Coogler has actually done a decent job with breathing new life into the Rocky franchise via the Creed movies, so there's that. Disney/Fox have been teasing how this will be woke, though, and Coogler is so incredibly pro-black (he's also the director of the Black Panther movies in addition to the Creed movies) that it's hard to see how this isn't Moldy and Scolder haranguing the audience in typical woke fashion. I know that the first Black Panther movie was financially very successful, but I haven't heard anyone other than some black young men who really thought it was all that memorable or was a cultural touchstone; rather it was kind of a perfect storm of a specific kind of demand at exactly the right time to peak. Once it was over, the reaction from most that I've seen was—the movie was actually kind of mediocre and forgettable, and the blackness of it was in the long-run a turnoff, because it wasn't really made to be universal, but to be a black story.

The second Black Panther, of course, was much less successful and was received even more poorly. It wasn't exactly a flop, but it was a financial disappointment vs expectations and hopes, I believe, and I also believe that it killed any interest in another iteration of the franchise. It proved that the Black Panther franchise had nowhere to go, in my opinion. 

Anyway, I was a fan of the X-files in the 90s. The last two revival seasons were pretty pointless, and it's also clear that Chris Carter never had a plan to end the show; he thought he'd just keep going with it forever. But when we thought that maybe it would actually end on a reasonable time and in a satisfying manner; up to and maybe a bit beyond the theatrical movie that came after the 5th season or so, the X-files was amazing, innovative, and fascinating. 

It is, however, a great example of a TV show that's a victim of its own success. Because it was so successful, rather than wrap it up, the producers and the network and even the creator got the idea that they could just keep treading water and making money indefinitely. Carter even specifically thought that he had many more seasons left to go, when the series was already getting tired, the main actors were getting done with the series, and he seemed unwilling to understand that the chemistry and relationship between Scully and Moulder were among the couple of keys to the show's success. Not that the new replacement characters were bad, but people just didn't care about them as much and they didn't grab the audience's attention the same was as Duchovny and Anderson did. 

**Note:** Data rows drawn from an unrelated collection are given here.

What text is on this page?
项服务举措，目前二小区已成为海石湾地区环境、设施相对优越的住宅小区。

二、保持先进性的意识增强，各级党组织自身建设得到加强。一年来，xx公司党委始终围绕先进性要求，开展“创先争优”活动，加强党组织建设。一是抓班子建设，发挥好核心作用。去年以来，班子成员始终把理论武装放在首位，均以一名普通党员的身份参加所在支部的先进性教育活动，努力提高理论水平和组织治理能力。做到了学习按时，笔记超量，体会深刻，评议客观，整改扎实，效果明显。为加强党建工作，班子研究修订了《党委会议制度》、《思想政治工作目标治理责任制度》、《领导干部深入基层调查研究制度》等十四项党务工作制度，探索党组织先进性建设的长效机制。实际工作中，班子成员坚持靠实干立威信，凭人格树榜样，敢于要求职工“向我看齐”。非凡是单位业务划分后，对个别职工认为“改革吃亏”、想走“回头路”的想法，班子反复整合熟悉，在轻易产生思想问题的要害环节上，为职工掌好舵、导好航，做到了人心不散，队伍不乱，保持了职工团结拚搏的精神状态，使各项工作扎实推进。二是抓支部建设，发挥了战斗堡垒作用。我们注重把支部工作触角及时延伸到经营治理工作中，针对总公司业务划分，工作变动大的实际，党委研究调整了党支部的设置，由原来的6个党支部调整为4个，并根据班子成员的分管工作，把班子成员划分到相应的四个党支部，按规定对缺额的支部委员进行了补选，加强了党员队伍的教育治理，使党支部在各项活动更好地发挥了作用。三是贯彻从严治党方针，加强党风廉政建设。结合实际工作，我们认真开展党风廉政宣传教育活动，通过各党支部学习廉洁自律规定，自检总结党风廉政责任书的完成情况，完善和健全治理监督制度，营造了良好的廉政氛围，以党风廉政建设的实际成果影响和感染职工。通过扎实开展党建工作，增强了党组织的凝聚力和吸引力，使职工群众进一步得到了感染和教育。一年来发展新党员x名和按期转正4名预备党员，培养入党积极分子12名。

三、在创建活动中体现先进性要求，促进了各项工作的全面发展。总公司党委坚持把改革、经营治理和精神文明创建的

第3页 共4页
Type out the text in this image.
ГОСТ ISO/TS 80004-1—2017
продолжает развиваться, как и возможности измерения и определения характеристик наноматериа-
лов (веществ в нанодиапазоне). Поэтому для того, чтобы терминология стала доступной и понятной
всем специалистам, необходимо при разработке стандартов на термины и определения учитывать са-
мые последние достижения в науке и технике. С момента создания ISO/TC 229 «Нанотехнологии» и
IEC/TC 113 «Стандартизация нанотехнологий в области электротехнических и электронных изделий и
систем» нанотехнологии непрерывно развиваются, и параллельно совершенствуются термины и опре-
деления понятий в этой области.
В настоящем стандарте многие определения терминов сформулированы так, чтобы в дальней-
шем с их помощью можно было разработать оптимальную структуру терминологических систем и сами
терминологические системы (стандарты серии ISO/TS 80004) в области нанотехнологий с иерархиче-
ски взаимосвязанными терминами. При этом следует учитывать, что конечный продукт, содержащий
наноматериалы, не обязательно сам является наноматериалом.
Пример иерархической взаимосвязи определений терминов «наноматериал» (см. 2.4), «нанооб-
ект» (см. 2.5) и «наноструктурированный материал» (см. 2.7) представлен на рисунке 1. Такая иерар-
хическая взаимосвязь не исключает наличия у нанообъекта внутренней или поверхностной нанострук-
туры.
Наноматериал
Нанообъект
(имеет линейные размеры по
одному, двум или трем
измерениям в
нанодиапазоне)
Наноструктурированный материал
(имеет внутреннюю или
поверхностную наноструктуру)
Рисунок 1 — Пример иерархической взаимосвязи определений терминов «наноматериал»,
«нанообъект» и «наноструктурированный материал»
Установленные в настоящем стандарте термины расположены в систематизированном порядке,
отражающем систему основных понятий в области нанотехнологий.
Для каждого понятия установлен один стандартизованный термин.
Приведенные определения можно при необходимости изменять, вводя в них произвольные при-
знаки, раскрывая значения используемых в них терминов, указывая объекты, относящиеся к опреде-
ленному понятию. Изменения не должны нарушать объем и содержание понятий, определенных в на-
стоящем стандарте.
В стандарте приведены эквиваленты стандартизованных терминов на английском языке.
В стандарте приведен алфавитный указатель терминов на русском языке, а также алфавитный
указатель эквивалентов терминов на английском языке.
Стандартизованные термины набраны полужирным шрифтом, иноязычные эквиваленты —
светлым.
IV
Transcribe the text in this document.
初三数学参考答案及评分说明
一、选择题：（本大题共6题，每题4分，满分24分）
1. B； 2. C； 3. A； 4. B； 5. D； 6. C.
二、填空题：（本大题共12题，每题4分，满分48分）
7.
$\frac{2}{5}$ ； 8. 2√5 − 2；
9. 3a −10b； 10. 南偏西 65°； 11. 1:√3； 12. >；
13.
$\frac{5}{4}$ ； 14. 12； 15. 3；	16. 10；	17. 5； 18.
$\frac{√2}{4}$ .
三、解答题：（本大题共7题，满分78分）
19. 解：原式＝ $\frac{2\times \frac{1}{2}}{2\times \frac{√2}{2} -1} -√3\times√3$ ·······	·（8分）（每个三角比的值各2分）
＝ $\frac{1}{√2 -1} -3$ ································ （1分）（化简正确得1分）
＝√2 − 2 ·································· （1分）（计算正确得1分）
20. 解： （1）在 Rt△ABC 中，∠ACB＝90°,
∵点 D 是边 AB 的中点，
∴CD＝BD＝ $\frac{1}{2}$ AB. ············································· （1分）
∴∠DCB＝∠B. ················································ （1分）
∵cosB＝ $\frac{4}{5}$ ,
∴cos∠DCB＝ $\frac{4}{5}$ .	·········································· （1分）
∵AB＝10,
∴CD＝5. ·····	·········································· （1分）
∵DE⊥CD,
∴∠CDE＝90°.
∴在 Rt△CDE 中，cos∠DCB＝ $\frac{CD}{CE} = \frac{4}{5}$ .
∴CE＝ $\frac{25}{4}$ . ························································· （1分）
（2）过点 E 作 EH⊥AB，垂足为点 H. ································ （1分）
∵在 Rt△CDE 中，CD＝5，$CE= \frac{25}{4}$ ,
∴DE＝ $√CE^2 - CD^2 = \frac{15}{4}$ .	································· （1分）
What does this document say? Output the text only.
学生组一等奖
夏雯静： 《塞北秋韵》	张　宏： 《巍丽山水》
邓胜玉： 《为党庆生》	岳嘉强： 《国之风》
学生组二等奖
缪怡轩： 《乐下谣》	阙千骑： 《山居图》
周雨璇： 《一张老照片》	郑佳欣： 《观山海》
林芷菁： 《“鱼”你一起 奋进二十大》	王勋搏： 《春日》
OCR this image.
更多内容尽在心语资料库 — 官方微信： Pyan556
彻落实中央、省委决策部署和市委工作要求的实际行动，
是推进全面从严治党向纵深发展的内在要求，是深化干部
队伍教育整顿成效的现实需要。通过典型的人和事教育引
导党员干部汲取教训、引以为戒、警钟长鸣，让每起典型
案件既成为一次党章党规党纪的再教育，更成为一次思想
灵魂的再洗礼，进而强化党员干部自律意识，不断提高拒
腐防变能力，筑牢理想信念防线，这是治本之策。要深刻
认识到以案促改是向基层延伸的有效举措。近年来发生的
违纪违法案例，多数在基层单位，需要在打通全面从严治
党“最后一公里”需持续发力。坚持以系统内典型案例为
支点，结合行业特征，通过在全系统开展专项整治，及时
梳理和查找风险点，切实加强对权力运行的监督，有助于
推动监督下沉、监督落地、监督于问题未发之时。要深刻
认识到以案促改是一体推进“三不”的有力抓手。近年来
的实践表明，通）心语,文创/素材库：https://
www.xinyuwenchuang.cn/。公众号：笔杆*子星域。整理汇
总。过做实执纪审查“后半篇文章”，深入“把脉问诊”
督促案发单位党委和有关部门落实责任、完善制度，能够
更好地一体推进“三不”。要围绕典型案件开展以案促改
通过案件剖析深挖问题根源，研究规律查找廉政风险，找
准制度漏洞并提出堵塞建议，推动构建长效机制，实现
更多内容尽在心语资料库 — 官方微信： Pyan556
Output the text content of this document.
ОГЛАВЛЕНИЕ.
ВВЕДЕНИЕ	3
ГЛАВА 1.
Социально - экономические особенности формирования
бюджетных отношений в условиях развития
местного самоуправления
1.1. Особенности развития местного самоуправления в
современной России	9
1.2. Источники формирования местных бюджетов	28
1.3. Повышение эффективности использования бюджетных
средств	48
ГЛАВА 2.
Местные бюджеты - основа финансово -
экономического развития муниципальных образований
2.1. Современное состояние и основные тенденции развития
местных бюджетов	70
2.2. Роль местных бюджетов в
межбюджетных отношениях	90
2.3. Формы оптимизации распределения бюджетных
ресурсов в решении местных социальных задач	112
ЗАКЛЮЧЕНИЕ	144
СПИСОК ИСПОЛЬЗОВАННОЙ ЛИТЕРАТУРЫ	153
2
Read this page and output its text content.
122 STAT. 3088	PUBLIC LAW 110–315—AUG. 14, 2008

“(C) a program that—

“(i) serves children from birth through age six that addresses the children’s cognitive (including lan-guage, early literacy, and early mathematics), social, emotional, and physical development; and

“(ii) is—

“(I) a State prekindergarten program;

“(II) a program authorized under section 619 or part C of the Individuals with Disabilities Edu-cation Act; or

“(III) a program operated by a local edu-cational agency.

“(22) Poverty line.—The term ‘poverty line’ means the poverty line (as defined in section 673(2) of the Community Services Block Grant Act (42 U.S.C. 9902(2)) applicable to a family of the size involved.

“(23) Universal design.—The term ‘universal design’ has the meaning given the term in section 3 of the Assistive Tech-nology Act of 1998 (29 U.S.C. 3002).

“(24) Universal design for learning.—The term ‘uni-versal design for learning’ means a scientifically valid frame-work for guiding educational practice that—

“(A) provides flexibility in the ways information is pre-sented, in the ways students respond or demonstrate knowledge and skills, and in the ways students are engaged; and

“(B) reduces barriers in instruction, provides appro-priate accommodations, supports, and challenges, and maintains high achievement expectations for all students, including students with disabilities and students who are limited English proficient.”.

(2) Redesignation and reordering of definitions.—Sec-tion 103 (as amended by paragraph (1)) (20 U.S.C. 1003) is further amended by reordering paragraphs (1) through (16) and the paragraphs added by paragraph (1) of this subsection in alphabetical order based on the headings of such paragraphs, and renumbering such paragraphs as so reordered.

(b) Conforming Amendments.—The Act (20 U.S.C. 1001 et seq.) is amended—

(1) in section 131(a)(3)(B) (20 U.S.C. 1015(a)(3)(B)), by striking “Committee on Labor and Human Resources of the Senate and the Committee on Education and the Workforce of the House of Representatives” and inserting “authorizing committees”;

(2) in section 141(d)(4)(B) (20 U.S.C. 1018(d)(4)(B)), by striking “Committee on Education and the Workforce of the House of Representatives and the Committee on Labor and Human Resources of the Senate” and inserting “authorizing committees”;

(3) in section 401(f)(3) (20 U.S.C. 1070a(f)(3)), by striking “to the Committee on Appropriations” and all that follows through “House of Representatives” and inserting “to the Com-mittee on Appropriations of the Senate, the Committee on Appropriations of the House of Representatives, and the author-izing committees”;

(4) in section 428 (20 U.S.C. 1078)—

I've seen both Duchovny and Anderson in various interviews and talk shows, etc. Duchovny actually seems like a reasonably sharp guy for an actor, who got more and more involved in the show as not just its star, but someone really invested in it behind the scenes over time. Kind of the like the Alan Wilder of the X-files, if you will, to make a Depeche Mode reference. Anderson, on the other hand, doesn't strike me as too bright, and most of her interview "performances" make her come across as a bubble-headed bimbo. Kind of the opposite of the character that she most famously played, I suppose.

Not that that's super shocking. The myth of the absolute brilliant STEM woman is largely a myth. They do exist here and there, but in such statistically low numbers as to not really be something worth expecting ever. Most of the so-called "STEM" women I've ever met didn't actually do much science or engineering, or whatever, but gravitated to "soft" elements within a science or engineering organization, related to OB or social stuff or whatever. And the more strident a woman is about trumpeting her STEM credentials, the less likely I am to believe that they really mean much. 

Anyway, all this to say that my expectations for a rebooted X-files show by a pro-black icon (albeit one that's had some success in rebooting franchises to be all black but still being pretty good; I really like the first Creed movie, for instance) and handled by Disney are pretty low. I couldn't get behind the attempts to revive the series with the original cast. I also think the climate is different. What people in Hollywood think are conspiracies among the plebs to be made fun of are actually spoiler alerts, while they have their own bizarre conspiracy theories of their own that they believe whole-heartedly. Nobody trusts the government anymore, but for the exact opposite reasons that liberals don't trust the government, and unless they're talking about government conspiracies to displace, jail or persecute normal Americans and Christians, instead of hiding aliens, it's going to feel like a bizarre artifact of the past rather than a timely social show, like the original X-files was.